LeetCode 28: String Matching using KMP Algorithm
Understanding the Problem
String matching is a fundamental problem in computer science. Given two strings - a "haystack" and a "needle" - we need to find if and where the needle appears in the haystack.
Naive Approach
The naive solution uses two pointers:
- One for the "needle" string
- One for the "haystack" string
Starting from each character in the haystack, we compare every character in the needle with the corresponding character in the haystack. If all characters match, we've found our solution. If any character doesn't match, we move to the next character in the haystack and restart from the beginning of the needle string.

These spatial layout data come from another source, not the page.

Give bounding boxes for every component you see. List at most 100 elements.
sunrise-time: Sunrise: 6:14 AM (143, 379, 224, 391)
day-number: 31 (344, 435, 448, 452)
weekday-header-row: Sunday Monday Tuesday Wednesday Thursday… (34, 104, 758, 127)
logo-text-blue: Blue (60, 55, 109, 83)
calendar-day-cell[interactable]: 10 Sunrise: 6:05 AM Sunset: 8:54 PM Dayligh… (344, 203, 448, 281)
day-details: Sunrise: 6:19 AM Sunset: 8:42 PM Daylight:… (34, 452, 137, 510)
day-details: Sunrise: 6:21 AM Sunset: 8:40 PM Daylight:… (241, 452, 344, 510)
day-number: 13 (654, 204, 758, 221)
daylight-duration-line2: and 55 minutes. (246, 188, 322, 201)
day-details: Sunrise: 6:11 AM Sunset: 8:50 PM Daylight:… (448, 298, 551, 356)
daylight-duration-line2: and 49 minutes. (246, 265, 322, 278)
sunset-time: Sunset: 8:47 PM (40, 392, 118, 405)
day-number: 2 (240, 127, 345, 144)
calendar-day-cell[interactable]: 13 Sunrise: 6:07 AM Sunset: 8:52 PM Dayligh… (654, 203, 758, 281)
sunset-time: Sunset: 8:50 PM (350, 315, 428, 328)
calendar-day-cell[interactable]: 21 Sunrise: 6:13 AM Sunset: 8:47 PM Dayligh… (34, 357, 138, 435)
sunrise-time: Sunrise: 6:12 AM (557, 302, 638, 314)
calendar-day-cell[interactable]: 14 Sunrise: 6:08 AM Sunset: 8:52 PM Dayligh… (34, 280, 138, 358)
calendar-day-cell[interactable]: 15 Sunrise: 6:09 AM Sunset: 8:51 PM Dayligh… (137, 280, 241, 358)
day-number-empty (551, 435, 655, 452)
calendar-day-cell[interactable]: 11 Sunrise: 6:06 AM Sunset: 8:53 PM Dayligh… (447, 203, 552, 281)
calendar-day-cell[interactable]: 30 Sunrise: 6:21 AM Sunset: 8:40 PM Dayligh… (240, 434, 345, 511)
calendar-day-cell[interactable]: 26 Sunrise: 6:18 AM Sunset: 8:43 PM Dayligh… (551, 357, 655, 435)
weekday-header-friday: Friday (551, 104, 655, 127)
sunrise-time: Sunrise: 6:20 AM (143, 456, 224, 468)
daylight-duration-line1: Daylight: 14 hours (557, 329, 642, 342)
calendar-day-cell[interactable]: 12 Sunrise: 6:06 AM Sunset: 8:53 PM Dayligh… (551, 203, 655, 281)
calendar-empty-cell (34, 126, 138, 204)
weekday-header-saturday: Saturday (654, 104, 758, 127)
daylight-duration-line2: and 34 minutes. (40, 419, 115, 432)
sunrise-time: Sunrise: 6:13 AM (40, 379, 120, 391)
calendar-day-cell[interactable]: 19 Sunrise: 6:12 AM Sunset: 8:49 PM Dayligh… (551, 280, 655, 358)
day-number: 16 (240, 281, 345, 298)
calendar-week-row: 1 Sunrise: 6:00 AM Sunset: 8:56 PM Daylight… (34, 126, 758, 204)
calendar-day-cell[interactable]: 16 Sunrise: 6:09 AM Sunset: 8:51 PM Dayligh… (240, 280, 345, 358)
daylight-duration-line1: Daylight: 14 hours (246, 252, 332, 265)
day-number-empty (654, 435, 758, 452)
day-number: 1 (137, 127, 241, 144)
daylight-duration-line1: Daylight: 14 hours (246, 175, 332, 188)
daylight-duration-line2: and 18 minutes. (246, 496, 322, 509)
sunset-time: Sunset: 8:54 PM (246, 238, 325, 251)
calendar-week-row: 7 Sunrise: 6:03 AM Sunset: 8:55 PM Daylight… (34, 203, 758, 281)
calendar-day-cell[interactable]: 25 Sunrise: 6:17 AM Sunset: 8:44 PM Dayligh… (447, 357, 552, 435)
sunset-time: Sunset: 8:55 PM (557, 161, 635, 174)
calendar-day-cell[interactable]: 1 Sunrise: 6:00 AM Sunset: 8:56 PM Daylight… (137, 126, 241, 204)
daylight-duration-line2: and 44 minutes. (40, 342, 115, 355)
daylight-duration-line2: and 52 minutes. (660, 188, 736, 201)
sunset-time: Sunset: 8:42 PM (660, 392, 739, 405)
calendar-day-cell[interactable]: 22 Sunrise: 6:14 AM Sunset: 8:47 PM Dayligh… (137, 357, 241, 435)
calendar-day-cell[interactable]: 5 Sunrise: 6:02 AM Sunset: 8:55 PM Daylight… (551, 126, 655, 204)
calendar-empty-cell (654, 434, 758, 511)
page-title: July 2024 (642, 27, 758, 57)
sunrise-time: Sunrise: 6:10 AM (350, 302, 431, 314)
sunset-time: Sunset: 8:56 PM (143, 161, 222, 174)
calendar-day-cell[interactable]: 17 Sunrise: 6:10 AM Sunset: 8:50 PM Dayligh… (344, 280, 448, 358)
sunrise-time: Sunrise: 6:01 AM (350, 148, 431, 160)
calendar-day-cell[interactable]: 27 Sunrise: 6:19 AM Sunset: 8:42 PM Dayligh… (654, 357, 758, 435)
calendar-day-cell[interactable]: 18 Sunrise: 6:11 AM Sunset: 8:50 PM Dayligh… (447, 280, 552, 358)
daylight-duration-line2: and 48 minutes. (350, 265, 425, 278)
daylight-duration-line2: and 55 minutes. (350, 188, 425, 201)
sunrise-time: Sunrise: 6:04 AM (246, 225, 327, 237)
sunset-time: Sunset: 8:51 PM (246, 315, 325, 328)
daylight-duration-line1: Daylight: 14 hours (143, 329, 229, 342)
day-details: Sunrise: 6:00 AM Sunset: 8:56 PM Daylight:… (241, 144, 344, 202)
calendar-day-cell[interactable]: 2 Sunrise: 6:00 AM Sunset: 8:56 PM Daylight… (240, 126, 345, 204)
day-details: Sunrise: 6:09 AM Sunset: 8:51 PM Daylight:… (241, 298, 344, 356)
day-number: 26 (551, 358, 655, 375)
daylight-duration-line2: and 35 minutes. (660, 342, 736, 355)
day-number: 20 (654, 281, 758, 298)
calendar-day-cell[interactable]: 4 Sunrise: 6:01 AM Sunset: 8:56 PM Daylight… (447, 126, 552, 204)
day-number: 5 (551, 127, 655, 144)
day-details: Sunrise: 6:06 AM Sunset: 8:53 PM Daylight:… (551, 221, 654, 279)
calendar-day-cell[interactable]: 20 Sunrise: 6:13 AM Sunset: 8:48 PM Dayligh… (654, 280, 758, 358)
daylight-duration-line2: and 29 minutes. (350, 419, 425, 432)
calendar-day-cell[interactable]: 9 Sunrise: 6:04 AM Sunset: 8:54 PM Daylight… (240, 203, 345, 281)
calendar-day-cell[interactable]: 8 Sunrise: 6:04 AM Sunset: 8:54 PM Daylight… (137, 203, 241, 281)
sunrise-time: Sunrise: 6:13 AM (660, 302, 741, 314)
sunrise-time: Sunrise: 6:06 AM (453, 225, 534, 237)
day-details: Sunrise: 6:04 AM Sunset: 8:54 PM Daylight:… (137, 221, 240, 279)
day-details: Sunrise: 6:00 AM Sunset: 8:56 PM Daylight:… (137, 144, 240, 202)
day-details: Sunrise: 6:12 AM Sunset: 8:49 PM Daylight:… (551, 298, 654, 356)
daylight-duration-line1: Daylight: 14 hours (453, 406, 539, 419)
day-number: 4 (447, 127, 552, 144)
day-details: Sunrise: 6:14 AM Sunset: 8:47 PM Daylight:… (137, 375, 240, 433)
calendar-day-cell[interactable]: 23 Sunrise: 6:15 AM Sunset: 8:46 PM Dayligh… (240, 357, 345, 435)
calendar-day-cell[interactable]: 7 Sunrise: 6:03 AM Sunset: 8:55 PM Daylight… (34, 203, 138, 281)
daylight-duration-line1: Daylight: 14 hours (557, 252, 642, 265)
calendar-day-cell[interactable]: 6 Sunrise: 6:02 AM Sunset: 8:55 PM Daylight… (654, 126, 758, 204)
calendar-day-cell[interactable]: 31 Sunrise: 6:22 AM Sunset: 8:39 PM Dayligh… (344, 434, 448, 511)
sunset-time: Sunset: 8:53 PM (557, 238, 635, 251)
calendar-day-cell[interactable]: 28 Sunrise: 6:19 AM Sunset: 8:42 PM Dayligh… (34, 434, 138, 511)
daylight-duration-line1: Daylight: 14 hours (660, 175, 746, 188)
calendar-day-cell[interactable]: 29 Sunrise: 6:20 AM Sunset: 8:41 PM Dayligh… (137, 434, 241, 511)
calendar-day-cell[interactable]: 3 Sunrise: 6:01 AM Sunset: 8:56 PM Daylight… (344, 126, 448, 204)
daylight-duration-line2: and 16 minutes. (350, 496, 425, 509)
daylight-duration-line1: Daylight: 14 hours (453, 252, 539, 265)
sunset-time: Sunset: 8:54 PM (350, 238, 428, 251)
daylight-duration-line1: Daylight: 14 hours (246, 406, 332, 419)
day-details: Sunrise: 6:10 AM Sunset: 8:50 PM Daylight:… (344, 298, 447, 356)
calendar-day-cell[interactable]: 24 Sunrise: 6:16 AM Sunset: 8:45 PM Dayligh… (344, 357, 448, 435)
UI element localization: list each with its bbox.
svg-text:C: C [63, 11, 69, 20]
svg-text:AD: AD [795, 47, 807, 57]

This results in an O(mn) time complexity, where:
- m = length of haystack string
- n = length of needle string
The KMP Algorithm Solution
We can do better using the Knuth-Morris-Pratt (KMP) algorithm. This algorithm uses a clever technique called the prefix-suffix array, which helps skip parts of the haystack string that we already know won't match based on the pattern in the needle.
Key Benefits
- Achieves linear O(m+n) time complexity
- Uses extra memory for the prefix array
- Significantly faster for large strings with repeating patterns
For a visual understanding of the algorithm, check out this excellent tutorial with animations on YouTube.
Java Implementation
Here's a complete implementation of the KMP algorithm:
public int strStr(String haystack, String needle) {
if (haystack == null || needle == null) return 0;
char[] text = haystack.toCharArray();
char[] pattern = needle.toCharArray();
if (pattern.length == 0) return 0;
if (text.length == 0) return -1;
int[] prefixSuffix = prefixSuffix(pattern);
int i = 0;
int j = 0;
while (i < text.length && j < pattern.length) {
if (text[i] == text[j]) {
i++;
j++;
} else {
if (j == 0) {
i++;
} else {
j = prefixSuffix[j-1];
}
}
}
if (j == pattern.length) {
return true;
}
return false;
}
int[] prefixSuffix(char[] pattern) {
int[] pre = new int[pattern.length];
pre[0] = 0;
int j = 0;
for (int i = 1; i < pattern.length; i++) {
while (j > 0 && pattern[i] != pattern[j]) {
j = pre[j-1];
}
if (pattern[i] == pattern[j]) {
j++;
}
pre[i] = j;
}
return pre;
}
Understanding the Implementation
Main Algorithm (strStr
method)
- Initial null checks and edge cases
- Convert strings to char arrays for easier manipulation
- Generate the prefix-suffix array for the pattern
- Use two pointers to traverse the text and pattern
- Return true if the entire pattern is found, false otherwise
Prefix-Suffix Array Generation (prefixSuffix
method)
- Creates an array to store prefix-suffix values
- Uses two pointers to track matching prefixes and suffixes
- Builds the array incrementally based on pattern matches
- Returns the completed prefix-suffix array
Time and Space Complexity
- Time Complexity: O(m + n)
- m = length of haystack string
- n = length of needle string
- Space Complexity: O(n)
- Additional space needed for the prefix-suffix array
Conclusion
The KMP algorithm provides an efficient solution to the string matching problem by utilizing pattern information to avoid unnecessary comparisons. While it requires additional space and is more complex to implement than the naive approach, its linear time complexity makes it significantly more efficient for large strings, especially when dealing with patterns that have repeating elements.